Task: {task_description}
Image context: {image_context}
Output JSON array of query strings only."""
    res = client.chat.completions.create(
        model="gpt-4o-mini",
        messages=[{"role": "user", "content": prompt}],
        temperature=0.3
    )
    return json.loads(res.choices[0].message.content)

# 사용 예시
task = "What is the prototype of the two mascots in the corner of the picture?"
image_ctx = "Image appears to be rotated 180 degrees, small mascots in corner"

subtask_queries = decompose_task(task, image_ctx)
all_experiences = []
for q in subtask_queries:
    exps = retrieve_experiences(q, top_k=3)
    all_experiences.extend(exps)

# 중복 제거 후 system prompt에 주입
unique_exps = {e['id']: e for e in all_experiences}.values()
injection = "\n".join([f"[{e['id']}] {e['condition']}: {e['action']}" for e in unique_exps])
print("Injected experiences:\n", injection)

Terminology

Continual Learning에이전트가 새로운 태스크를 경험할수록 점점 똑똑해지는 학습 방식. 사람이 실수를 반복하지 않기 위해 경험을 쌓는 것과 같음.

Trajectory에이전트가 태스크를 수행하면서 거친 '행동-결과' 시퀀스 전체 기록. 마치 문제를 푸는 과정을 녹화한 영상처럼 어떤 도구를 쓰고 어떤 결과가 나왔는지 담겨 있음.

Rollout에이전트가 동일한 태스크를 한 번 처음부터 끝까지 실행하는 것. 여러 번 rollout하면 성공/실패 다양한 경우를 모아 비교할 수 있음.

MLLMMultimodal Large Language Model. 텍스트뿐 아니라 이미지도 함께 이해하고 처리할 수 있는 대형 언어 모델. GPT-4o나 Gemini 같은 모델이 해당됨.

POMDPPartially Observable Markov Decision Process. 에이전트가 환경의 전체 상태를 알 수 없는 상황에서 의사결정하는 수학적 모델. 실제 세계에서 이미지 하나만 보고 전체 맥락을 파악해야 하는 상황을 표현함.

Cosine Similarity두 벡터(텍스트 임베딩)가 얼마나 비슷한 방향을 가리키는지 측정하는 지표. 0이면 완전히 다르고, 1이면 완전히 같은 의미.

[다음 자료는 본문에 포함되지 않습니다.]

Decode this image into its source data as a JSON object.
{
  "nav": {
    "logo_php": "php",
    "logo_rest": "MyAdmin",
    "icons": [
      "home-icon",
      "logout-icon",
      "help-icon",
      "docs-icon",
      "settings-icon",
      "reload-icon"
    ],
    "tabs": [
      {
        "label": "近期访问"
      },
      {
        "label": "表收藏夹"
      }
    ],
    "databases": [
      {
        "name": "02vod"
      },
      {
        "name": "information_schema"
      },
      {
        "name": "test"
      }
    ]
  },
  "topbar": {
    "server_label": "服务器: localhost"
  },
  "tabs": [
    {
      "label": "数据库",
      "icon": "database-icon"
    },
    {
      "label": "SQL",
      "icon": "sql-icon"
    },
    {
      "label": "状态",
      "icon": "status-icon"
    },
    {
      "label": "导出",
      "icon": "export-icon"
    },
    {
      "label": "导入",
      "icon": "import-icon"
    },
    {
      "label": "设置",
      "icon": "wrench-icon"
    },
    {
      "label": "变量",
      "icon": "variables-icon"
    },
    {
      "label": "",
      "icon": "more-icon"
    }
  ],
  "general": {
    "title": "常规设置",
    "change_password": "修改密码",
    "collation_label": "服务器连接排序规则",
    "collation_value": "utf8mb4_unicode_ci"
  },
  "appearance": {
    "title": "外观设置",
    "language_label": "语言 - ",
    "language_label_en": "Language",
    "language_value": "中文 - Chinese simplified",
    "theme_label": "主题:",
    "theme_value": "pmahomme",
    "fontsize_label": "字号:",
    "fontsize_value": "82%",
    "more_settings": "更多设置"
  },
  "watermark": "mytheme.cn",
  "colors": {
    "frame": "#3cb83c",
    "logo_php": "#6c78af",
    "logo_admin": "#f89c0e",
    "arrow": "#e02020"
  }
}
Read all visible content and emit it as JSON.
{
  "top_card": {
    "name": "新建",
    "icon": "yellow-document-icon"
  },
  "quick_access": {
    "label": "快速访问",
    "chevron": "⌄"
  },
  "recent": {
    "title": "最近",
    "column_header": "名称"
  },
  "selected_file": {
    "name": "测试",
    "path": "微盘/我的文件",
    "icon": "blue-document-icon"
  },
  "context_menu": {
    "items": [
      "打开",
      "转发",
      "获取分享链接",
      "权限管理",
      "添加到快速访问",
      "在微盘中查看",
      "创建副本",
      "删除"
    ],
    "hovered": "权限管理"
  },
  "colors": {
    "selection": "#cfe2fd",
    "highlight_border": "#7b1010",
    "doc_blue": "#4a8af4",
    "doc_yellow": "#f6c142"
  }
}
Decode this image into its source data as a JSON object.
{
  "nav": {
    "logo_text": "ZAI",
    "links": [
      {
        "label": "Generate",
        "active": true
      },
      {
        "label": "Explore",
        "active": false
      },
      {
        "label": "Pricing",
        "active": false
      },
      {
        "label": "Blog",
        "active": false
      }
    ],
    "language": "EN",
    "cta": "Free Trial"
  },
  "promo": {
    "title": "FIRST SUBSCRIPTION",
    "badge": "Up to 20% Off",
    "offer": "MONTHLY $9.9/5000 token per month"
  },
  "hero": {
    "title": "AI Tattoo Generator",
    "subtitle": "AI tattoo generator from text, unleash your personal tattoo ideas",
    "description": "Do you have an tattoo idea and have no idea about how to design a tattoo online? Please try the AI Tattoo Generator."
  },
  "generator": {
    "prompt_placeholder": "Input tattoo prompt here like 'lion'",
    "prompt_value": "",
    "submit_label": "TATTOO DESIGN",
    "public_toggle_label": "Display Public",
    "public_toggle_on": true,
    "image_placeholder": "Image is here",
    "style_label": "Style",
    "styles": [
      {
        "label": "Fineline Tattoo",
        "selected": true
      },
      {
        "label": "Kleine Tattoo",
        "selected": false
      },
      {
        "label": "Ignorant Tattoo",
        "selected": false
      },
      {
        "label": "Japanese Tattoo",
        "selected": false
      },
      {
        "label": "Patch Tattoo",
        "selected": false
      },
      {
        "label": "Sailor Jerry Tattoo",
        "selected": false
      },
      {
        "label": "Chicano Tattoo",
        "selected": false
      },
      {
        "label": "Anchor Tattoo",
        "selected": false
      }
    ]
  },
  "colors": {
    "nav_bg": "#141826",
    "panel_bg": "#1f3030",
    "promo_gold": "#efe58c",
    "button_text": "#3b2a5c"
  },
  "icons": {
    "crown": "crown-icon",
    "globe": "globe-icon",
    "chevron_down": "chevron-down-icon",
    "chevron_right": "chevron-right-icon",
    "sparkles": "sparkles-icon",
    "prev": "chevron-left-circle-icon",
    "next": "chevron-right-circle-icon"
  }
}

Cross-Rollout Critique여러 번의 실행 결과를 서로 비교 분석해서 '왜 성공했고 왜 실패했는지' 공통 원인을 추출하는 과정. 여러 번 시험을 보고 나서 오답노트를 만드는 것과 비슷.

Related Resources

Original Abstract (Expand)

Multimodal agents can now tackle complex reasoning tasks with diverse tools, yet they still suffer from inefficient tool use and inflexible orchestration in open-ended settings. A central challenge is enabling such agents to continually improve without parameter updates by learning from past trajectories. We identify two complementary forms of reusable knowledge essential for this goal: experiences, providing concise action-level guidance for tool selection and decision making, and skills, providing structured task-level guidance for planning and tool use. To this end, we propose XSkill, a dual-stream framework for continual learning from experience and skills in multimodal agents. XSkill grounds both knowledge extraction and retrieval in visual observations. During accumulation, XSkill distills and consolidates experiences and skills from multi-path rollouts via visually grounded summarization and cross-rollout critique. During inference, it retrieves and adapts this knowledge to the current visual context and feeds usage history back into accumulation to form a continual learning loop. Evaluated on five benchmarks across diverse domains with four backbone models, XSkill consistently and substantially outperforms both tool-only and learning-based baselines. Further analysis reveals that the two knowledge streams play complementary roles in influencing the reasoning behaviors of agents and show superior zero-shot generalization.